Et cela passe, pour Francisco el Hombre, par une lutte incessante contre un impérialisme culturel de l’Amérique du Nord et de l’Europe. « Tous les groupes veulent jouer à l’international, mais nous préférons nous concentrer sur l’Amérique du Sud ». Effectivement, le marché sud-américain est immense, mais beaucoup d’artistes rêvent de jouer dans le Nord. Le marché de la musique internationale est dominé par les productions des Etats-Unis ou d’Europe, alors que, comme le fait remarquer Mateo, le portugais est plus proche de l’espagnol que l’anglais. Développer les collaborations (comme avec le groupe chilien JuanaFé) et les dates sur le continent latino-américain leur semblent donc capital.

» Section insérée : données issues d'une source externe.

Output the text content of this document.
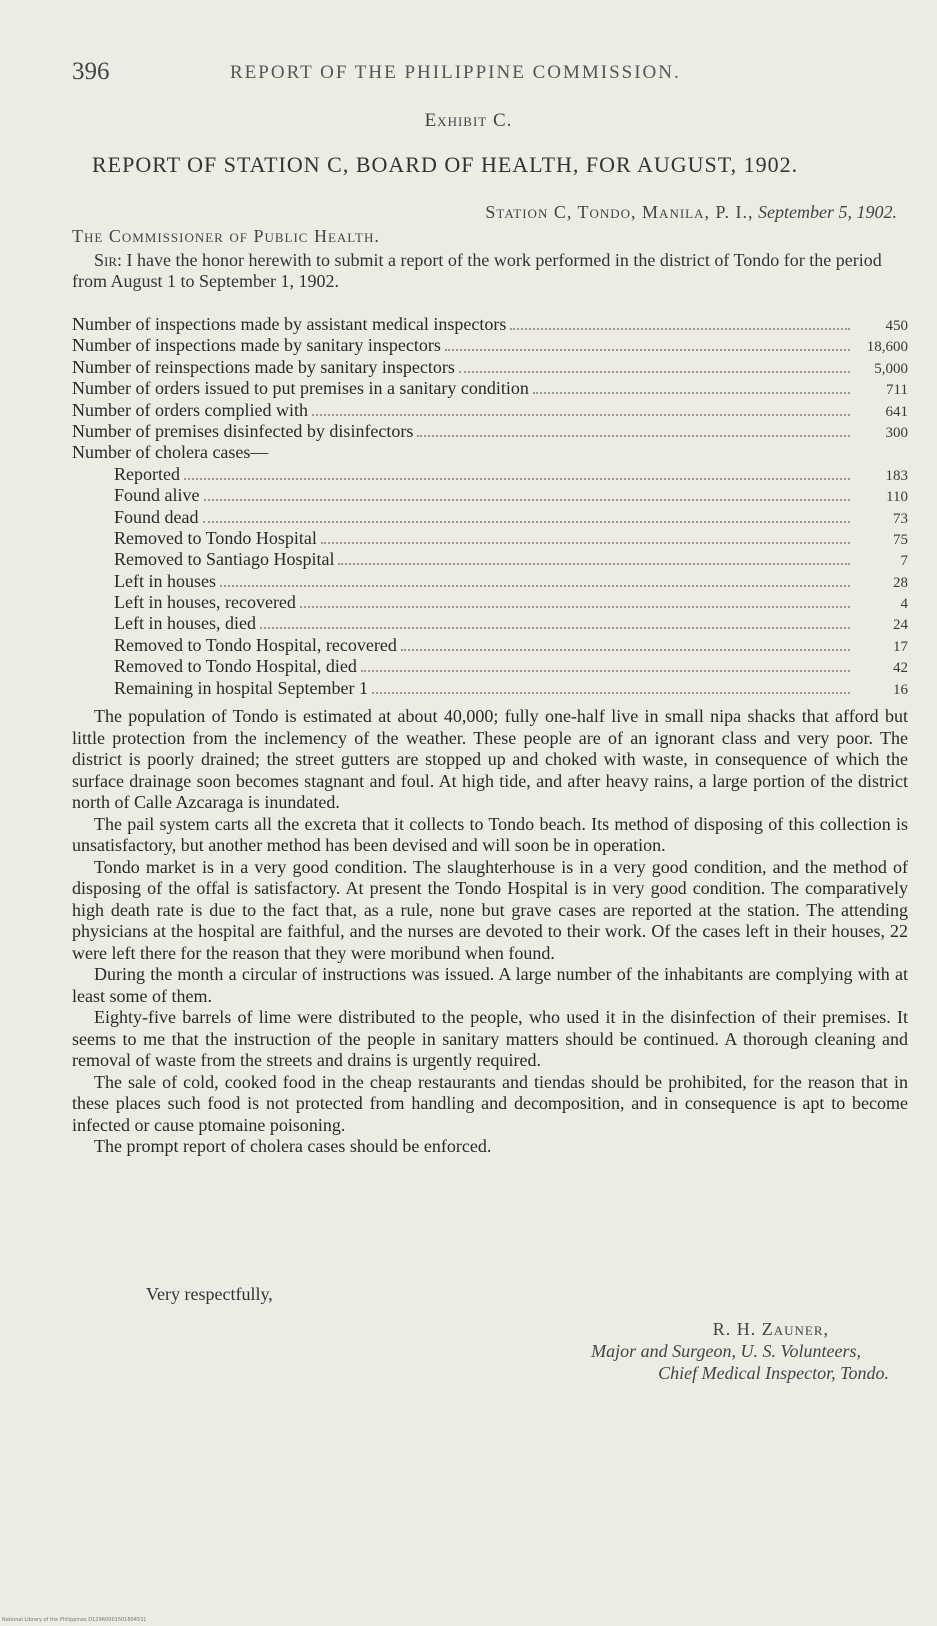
396	REPORT OF THE PHILIPPINE COMMISSION.
Exhibit C.
REPORT OF STATION C, BOARD OF HEALTH, FOR AUGUST, 1902.
Station C, Tondo, Manila, P. I., September 5, 1902.
The Commissioner of Public Health.
Sir: I have the honor herewith to submit a report of the work performed in the district of Tondo for the period from August 1 to September 1, 1902.
Number of inspections made by assistant medical inspectors	450
Number of inspections made by sanitary inspectors	18,600
Number of reinspections made by sanitary inspectors	5,000
Number of orders issued to put premises in a sanitary condition	711
Number of orders complied with	641
Number of premises disinfected by disinfectors	300
Number of cholera cases—
Reported	183
Found alive	110
Found dead	73
Removed to Tondo Hospital	75
Removed to Santiago Hospital	7
Left in houses	28
Left in houses, recovered	4
Left in houses, died	24
Removed to Tondo Hospital, recovered	17
Removed to Tondo Hospital, died	42
Remaining in hospital September 1	16

The population of Tondo is estimated at about 40,000; fully one-half live in small nipa shacks that afford but little protection from the inclemency of the weather. These people are of an ignorant class and very poor. The district is poorly drained; the street gutters are stopped up and choked with waste, in consequence of which the surface drainage soon becomes stagnant and foul. At high tide, and after heavy rains, a large portion of the district north of Calle Azcaraga is inundated.

The pail system carts all the excreta that it collects to Tondo beach. Its method of disposing of this collection is unsatisfactory, but another method has been devised and will soon be in operation.

Tondo market is in a very good condition. The slaughterhouse is in a very good condition, and the method of disposing of the offal is satisfactory. At present the Tondo Hospital is in very good condition. The comparatively high death rate is due to the fact that, as a rule, none but grave cases are reported at the station. The attending physicians at the hospital are faithful, and the nurses are devoted to their work. Of the cases left in their houses, 22 were left there for the reason that they were moribund when found.

During the month a circular of instructions was issued. A large number of the inhabitants are complying with at least some of them.

Eighty-five barrels of lime were distributed to the people, who used it in the disinfection of their premises. It seems to me that the instruction of the people in sanitary matters should be continued. A thorough cleaning and removal of waste from the streets and drains is urgently required.

The sale of cold, cooked food in the cheap restaurants and tiendas should be prohibited, for the reason that in these places such food is not protected from handling and decomposition, and in consequence is apt to become infected or cause ptomaine poisoning.

The prompt report of cholera cases should be enforced.

Very respectfully,
R. H. Zauner,
Major and Surgeon, U. S. Volunteers,
Chief Medical Inspector, Tondo.
National Library of the Philippines D129R0001501804531
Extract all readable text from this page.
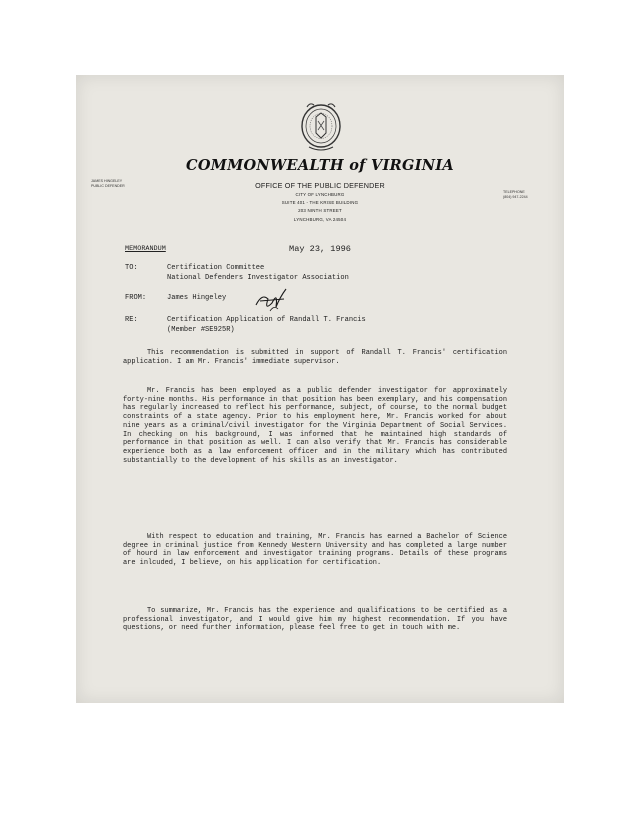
COMMONWEALTH of VIRGINIA
JAMES HINGELEY
PUBLIC DEFENDER
TELEPHONE
(804) 947-2244
OFFICE OF THE PUBLIC DEFENDER
CITY OF LYNCHBURG
SUITE 401 - THE KRISE BUILDING
203 NINTH STREET
LYNCHBURG, VA 24504
May 23, 1996
MEMORANDUM
TO:	Certification Committee
National Defenders Investigator Association
FROM:	James Hingeley
RE:	Certification Application of Randall T. Francis
(Member #SE925R)

This recommendation is submitted in support of Randall T. Francis' certification application. I am Mr. Francis' immediate supervisor.

Mr. Francis has been employed as a public defender investigator for approximately forty-nine months. His performance in that position has been exemplary, and his compensation has regularly increased to reflect his performance, subject, of course, to the normal budget constraints of a state agency. Prior to his employment here, Mr. Francis worked for about nine years as a criminal/civil investigator for the Virginia Department of Social Services. In checking on his background, I was informed that he maintained high standards of performance in that position as well. I can also verify that Mr. Francis has considerable experience both as a law enforcement officer and in the military which has contributed substantially to the development of his skills as an investigator.

With respect to education and training, Mr. Francis has earned a Bachelor of Science degree in criminal justice from Kennedy Western University and has completed a large number of hourd in law enforcement and investigator training programs. Details of these programs are inlcuded, I believe, on his application for certification.

To summarize, Mr. Francis has the experience and qualifications to be certified as a professional investigator, and I would give him my highest recommendation. If you have questions, or need further information, please feel free to get in touch with me.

Le groupe développe aujourd’hui de multiples projets. Après deux Ep (Nudez en 2013 et La Pachanga en 2015), un album (Soltasbruxa en 2016), ils ont réalisé un long séjour à Cuba qui leur permit de travailler à rapprocher les cultures cubaines et brésiliennes. Depuis, ils ont repris la route, du Lollapalooza Brasil au Vive Latino Mexico, des Malouines au Portugal. Avant cette tournée, ils ont sorti en mars un nouvel album, RASGACABEZA, disponible à l’écoute sur Internet.